Moffat County Commissioner Tom Mathers said, in a tough economy when local governments have to tighten their belts, officials need to examine a wide variety of expenditures.
“Whenever you look at the overall picture on these big budgets, you’ve got to look at the different organizations you belong to,” he said.
Mathers, also a member of the Associated Governments of Northwest Colorado board, said budget concerns of local counties were the main reason AGNC decided to eliminate its director position.
AGNC is a lobbying organization that voices the concerns of its members to state lawmakers, among other duties. Five counties in Northwest Colorado and various other local governments belong to AGNC, which has about 16 representatives, director Aron Diaz said.
At a Sept. 9 meeting, the AGNC board proposed dropping its membership dues from $21,000 per year to $6,000. The drop in dues and in AGNC’s overall budget has not been finalized, however.
“By lowering everybody’s dues to where they could belong to it, there was no money left for a director,” Mathers said.
Diaz said his last day will be Sept. 30.
“We are having hard times, not just at the county level, but at the state level right now,” Diaz said. “It is their decision to cut where they want to cut.”
Mathers said AGNC cutting its director position should not affect the organization’s current lobbying efforts or actions.
One such AGNC action is a recent request for a judicial review of the Colorado Air Quality Control Commission’s decision to not allow public input on Xcel’s emission reduction plans required by Colorado House Bill 10-1365.
Without the director position, Diaz said, AGNC members may have to take on more of the organization’s responsibilities in the future.
“It is going to be a challenge for them that I think they are going to have to meet by stepping up and taking a greater role in the organization to keep it together, so that this region can be one voice,” he said.
The AGNC board offered to keep Diaz’ position through the end of the year, but Diaz decided to leave sooner to save the counties money, he said.
“If we are about saving money, we should try to save as much money as we can,” he said. “Let’s just do this sooner rather than later, and figure out a way that we can make it as easy as possible for me and for the local governments.”
Mathers said some counties and other local governments considered pulling their membership from the organization because of budget concerns.
“Nobody wanted to do it,” he said of cutting the director position. “But, it was that or have members drop out of AGNC … and if any one major contributor dropped out, it was probably going to destroy AGNC.”
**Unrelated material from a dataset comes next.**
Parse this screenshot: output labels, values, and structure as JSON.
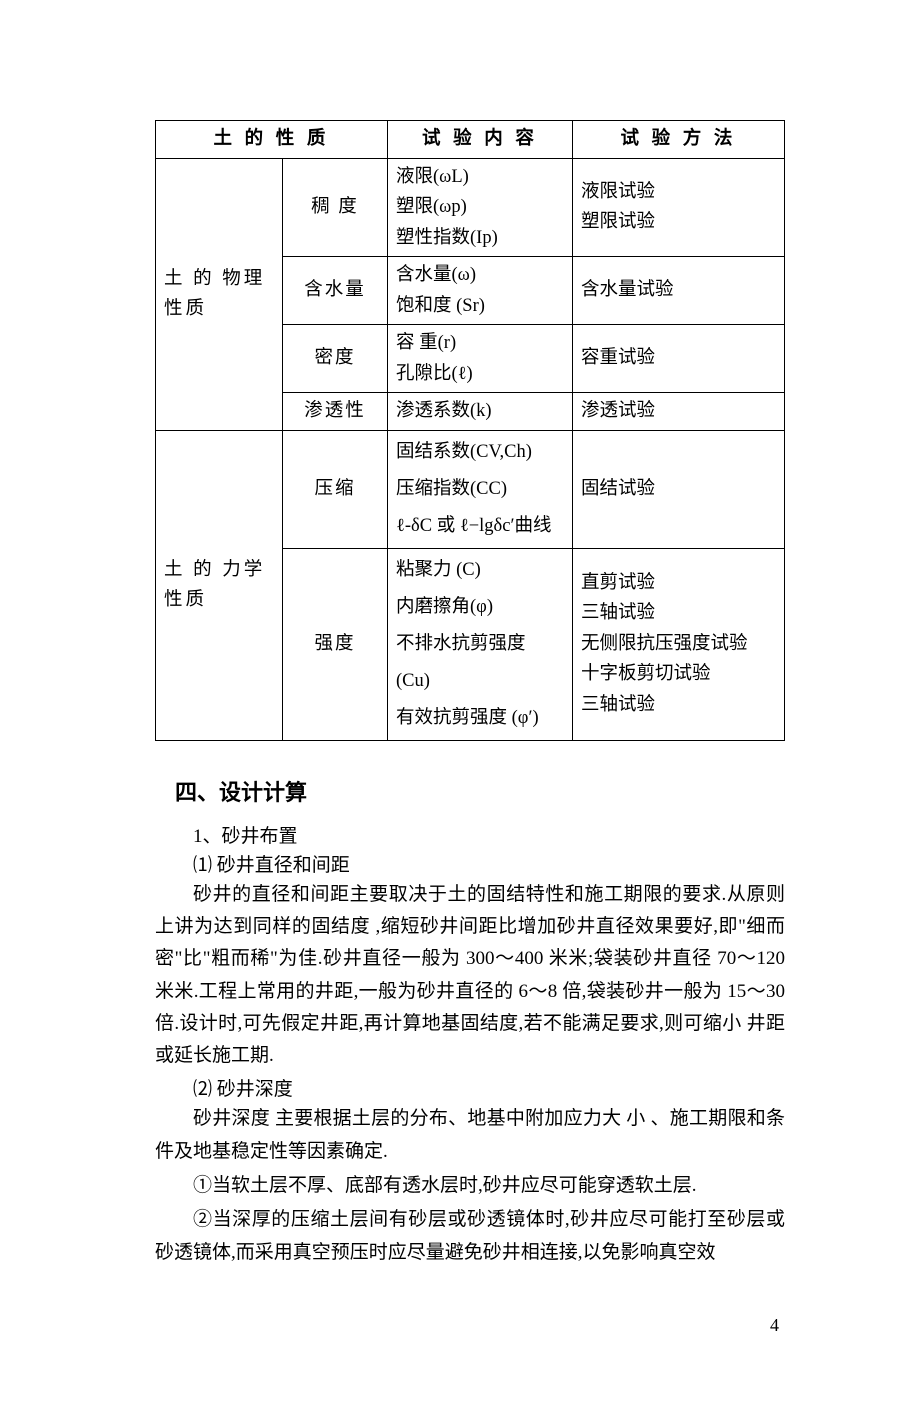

Mathers said Moffat County and others need to be part of AGNC because “that is our voice.”
“There is a little bit of power in unity, and we can’t have one county saying, ‘We want this’ and another county saying, ‘They want that,’” he said. “Although, here in the past, it hasn’t made any difference because (lawmakers) are not listening to the counties, anyways.”
Doug Monger, a Routt County commissioner and AGNC board chairman, said he proposed cutting the director position because it was “the only place left to cut.”
“It was my proposal to come up with a skeletal organization that continues to function and continues to provide an opportunity where all five counties, and the municipalities in those counties, can have … a continuing dialogue and address the issues that we are addressing,” he said.
Monger said AGNC would likely try to hire a contract lobbyist from Denver to “continue having a presence at the legislature.”
AGNC cutting its executive director, however, may not be permanent, Monger said.
“Hopefully we’ll have an opportunity to readdress the situation and ask all of our members to pony up a little bit more money when all of our times are a little bit better, and can move forward and have that offer,” he said.